- Created by: David Rabe
- Based on: Sticks and Bones by David Rabe
- Screenplay by: Robert Downey Sr.
- Directed by: Robert Downey Sr.
- Starring: Tom Aldredge Cliff DeYoung Anne Jackson Brad Sullivan
- Theme music composer: Jack Nitzsche
- Country of origin: United States
- Original language: English

Production
- Producer: Joseph Papp
- Editor: Bud S. Smith
- Running time: 105 minutes

Original release
- Network: CBS
- Release: August 17, 1973

= Sticks and Bones (film) =

Sticks and Bones is a television film adapted from the Tony Award-winning play of the same title by David Rabe. The black comedy focuses on David, a blind Vietnam War veteran who finds himself unable to come to terms with his actions on the battlefield and alienated from his family because they neither can accept his disability nor understand his wartime experience. Rabe explores the conflicted feelings of many civilians during the era by parodying the ideal American family as it was portrayed on the television sitcom The Adventures of Ozzie and Harriet. Beneath the perfect facade of the playwright's fictional Nelson family are layers of prejudice, bigotry, and self-hatred that are peeled away slowly as they interact with their physically and emotionally damaged son and brother.

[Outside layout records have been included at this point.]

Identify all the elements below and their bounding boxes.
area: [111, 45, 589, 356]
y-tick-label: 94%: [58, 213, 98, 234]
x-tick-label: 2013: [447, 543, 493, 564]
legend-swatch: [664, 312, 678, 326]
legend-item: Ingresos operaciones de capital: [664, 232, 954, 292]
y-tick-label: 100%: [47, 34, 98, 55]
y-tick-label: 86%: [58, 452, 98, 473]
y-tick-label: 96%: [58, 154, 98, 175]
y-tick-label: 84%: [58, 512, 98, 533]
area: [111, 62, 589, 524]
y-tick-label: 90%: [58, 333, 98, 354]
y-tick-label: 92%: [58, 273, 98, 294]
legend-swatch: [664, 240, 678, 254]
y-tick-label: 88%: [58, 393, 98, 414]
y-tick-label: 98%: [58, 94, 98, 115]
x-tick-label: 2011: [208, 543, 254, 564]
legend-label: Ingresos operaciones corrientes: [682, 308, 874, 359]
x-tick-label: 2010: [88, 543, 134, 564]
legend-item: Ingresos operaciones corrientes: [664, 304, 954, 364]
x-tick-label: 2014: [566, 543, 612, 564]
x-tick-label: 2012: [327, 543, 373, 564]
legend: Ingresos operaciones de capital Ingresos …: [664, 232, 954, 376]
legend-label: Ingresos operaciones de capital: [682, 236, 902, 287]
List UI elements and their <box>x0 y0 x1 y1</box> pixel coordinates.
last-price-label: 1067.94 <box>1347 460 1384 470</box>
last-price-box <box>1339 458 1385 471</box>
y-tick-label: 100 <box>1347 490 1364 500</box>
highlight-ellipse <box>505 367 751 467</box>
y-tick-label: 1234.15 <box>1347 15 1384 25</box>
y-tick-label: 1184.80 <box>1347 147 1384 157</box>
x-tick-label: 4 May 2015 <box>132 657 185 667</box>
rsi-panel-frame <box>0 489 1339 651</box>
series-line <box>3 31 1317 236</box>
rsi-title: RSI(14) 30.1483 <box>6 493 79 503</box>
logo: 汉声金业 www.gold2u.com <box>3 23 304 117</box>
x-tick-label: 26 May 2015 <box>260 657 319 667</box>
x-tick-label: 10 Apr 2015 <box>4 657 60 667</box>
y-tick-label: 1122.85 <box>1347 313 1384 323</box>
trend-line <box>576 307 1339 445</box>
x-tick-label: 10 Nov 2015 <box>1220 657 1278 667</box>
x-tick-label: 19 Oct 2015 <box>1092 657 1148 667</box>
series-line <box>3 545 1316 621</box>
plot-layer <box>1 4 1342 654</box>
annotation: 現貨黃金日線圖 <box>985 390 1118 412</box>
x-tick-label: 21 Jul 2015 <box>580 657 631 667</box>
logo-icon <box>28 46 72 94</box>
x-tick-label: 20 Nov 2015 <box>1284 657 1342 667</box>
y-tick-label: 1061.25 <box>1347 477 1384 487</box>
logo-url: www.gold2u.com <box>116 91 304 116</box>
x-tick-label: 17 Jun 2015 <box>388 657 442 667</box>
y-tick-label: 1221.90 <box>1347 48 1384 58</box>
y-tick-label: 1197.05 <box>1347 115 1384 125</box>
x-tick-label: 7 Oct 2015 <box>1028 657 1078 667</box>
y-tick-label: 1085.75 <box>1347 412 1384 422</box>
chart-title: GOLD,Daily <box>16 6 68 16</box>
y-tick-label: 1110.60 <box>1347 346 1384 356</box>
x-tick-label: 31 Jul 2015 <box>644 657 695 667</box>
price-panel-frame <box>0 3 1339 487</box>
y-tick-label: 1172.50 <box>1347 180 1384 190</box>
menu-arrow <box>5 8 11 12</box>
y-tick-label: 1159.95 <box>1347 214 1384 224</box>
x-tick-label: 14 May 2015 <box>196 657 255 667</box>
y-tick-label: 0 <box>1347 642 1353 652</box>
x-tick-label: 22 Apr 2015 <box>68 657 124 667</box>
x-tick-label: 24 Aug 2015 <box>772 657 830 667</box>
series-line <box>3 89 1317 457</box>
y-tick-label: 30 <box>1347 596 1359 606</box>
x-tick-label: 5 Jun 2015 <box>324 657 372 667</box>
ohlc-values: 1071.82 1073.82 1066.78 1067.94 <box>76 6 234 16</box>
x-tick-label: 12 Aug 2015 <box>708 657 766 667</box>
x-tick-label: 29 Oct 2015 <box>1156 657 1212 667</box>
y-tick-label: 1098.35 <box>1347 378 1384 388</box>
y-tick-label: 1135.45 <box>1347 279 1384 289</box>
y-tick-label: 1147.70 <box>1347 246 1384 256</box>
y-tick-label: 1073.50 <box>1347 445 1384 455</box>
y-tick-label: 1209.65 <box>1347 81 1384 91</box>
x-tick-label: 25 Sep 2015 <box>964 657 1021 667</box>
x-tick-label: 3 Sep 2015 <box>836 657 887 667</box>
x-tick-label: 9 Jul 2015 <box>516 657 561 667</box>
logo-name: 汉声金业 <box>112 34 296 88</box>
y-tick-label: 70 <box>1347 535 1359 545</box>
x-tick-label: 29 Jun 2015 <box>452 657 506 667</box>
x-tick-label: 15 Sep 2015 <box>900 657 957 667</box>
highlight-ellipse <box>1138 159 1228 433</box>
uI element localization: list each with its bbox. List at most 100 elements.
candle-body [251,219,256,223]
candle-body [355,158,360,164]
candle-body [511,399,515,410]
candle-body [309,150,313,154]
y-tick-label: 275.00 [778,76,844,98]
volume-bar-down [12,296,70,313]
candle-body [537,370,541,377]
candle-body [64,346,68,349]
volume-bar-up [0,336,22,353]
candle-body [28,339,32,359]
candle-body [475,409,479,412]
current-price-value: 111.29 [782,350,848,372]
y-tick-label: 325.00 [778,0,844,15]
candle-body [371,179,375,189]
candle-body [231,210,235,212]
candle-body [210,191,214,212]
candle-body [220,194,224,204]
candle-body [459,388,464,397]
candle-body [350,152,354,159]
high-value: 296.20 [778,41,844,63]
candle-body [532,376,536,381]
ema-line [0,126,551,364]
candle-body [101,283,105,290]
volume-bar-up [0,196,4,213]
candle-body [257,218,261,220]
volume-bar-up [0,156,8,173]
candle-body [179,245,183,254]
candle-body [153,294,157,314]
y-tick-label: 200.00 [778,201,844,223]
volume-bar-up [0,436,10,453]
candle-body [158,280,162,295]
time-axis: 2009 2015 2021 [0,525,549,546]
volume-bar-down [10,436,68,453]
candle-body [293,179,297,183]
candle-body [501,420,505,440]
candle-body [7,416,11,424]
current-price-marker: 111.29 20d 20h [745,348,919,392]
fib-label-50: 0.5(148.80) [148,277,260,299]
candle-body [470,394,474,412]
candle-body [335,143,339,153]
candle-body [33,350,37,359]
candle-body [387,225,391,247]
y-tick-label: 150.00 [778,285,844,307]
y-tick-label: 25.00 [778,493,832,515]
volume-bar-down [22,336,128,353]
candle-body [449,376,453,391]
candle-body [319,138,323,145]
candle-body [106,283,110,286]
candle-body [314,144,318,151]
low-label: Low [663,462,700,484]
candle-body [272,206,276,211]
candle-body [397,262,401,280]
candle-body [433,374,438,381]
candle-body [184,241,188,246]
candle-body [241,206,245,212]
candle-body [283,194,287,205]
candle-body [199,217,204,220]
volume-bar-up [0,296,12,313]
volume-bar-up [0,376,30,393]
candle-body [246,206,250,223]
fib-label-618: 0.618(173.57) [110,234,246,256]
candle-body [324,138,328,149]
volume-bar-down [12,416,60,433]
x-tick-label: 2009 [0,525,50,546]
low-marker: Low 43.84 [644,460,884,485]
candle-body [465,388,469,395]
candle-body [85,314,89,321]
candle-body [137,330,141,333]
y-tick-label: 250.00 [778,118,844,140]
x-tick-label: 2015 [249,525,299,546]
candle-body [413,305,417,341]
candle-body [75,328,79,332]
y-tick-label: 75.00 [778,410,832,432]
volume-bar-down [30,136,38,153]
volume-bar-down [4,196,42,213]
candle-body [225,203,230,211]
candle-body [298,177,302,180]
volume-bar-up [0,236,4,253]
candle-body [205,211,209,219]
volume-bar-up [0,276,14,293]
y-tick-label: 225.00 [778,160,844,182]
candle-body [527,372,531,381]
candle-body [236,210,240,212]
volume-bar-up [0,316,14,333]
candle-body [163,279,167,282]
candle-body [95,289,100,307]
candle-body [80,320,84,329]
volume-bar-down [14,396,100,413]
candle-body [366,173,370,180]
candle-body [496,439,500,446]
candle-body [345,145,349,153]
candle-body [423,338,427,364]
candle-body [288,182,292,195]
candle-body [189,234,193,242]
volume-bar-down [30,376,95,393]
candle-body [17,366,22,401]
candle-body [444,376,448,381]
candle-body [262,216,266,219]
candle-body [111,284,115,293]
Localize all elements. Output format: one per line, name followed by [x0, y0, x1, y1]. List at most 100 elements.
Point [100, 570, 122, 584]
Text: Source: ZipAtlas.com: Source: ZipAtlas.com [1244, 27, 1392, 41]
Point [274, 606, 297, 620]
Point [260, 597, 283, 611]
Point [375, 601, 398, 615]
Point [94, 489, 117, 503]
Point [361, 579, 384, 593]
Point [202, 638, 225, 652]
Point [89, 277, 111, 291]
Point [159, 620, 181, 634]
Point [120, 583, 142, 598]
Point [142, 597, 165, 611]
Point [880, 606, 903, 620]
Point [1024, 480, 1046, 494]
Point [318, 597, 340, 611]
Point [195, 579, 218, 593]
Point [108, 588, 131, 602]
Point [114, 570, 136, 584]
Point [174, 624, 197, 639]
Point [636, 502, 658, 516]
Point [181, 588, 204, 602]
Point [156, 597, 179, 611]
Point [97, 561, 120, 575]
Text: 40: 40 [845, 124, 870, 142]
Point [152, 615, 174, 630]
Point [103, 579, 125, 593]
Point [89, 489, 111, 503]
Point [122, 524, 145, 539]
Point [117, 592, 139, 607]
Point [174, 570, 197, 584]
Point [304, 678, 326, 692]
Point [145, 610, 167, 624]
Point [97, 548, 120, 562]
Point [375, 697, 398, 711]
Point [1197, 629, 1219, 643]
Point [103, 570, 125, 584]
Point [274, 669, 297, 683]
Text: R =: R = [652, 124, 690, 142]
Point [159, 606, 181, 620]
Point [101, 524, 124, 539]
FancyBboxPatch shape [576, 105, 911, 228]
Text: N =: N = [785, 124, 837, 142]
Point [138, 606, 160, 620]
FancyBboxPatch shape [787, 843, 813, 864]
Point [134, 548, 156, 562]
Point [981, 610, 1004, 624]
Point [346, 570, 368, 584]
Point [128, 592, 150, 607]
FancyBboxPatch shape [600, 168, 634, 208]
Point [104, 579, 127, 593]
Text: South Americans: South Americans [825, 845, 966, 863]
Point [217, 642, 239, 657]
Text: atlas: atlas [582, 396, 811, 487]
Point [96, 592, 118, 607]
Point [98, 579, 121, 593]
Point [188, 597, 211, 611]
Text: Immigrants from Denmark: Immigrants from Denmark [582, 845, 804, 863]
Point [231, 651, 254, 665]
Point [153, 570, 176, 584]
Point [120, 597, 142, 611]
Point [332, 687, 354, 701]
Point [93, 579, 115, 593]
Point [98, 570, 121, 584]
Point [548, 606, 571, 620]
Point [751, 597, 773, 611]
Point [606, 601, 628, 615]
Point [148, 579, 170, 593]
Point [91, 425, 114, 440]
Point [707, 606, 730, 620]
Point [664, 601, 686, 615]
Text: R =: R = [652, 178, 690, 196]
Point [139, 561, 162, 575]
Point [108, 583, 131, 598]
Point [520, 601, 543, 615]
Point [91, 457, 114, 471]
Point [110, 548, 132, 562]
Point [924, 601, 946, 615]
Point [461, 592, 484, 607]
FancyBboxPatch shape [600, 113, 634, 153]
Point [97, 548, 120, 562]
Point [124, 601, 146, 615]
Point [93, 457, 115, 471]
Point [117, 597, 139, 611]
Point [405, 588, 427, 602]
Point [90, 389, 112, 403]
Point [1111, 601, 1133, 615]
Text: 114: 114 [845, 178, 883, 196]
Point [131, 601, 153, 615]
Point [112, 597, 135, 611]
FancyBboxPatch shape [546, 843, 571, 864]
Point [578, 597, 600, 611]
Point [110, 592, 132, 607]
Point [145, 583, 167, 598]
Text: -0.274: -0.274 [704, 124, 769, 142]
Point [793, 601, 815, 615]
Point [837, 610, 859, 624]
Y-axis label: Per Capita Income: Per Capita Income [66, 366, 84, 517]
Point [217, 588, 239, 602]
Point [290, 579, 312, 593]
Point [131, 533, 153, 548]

Sticks and Bones was the second play in Rabe's Vietnam trilogy, following The Basic Training of Pavlo Hummel and preceding Streamers. A veteran himself, he wrote it while a graduate student at Villanova University, where it was staged in 1969. The off-Broadway production, directed by Jeff Bleckner, opened on November 7, 1971 at Joseph Papp's Public Theater, where it ran for 121 performances. The cast included David Selby as David, Tom Aldredge as Ozzie, Elizabeth Wilson as Harriet, and Cliff DeYoung as Rick.

In 1973, Robert Downey Sr. wrote the teleplay for and directed a CBS television film based on Rabe's play. The cast included DeYoung as David, Aldredge as Ozzie, and Anne Jackson as Harriet (for TV the parents were renamed "Andy" and "Ginger"). The subject matter was so controversial that 94 of the network's affiliates refused to broadcast the film.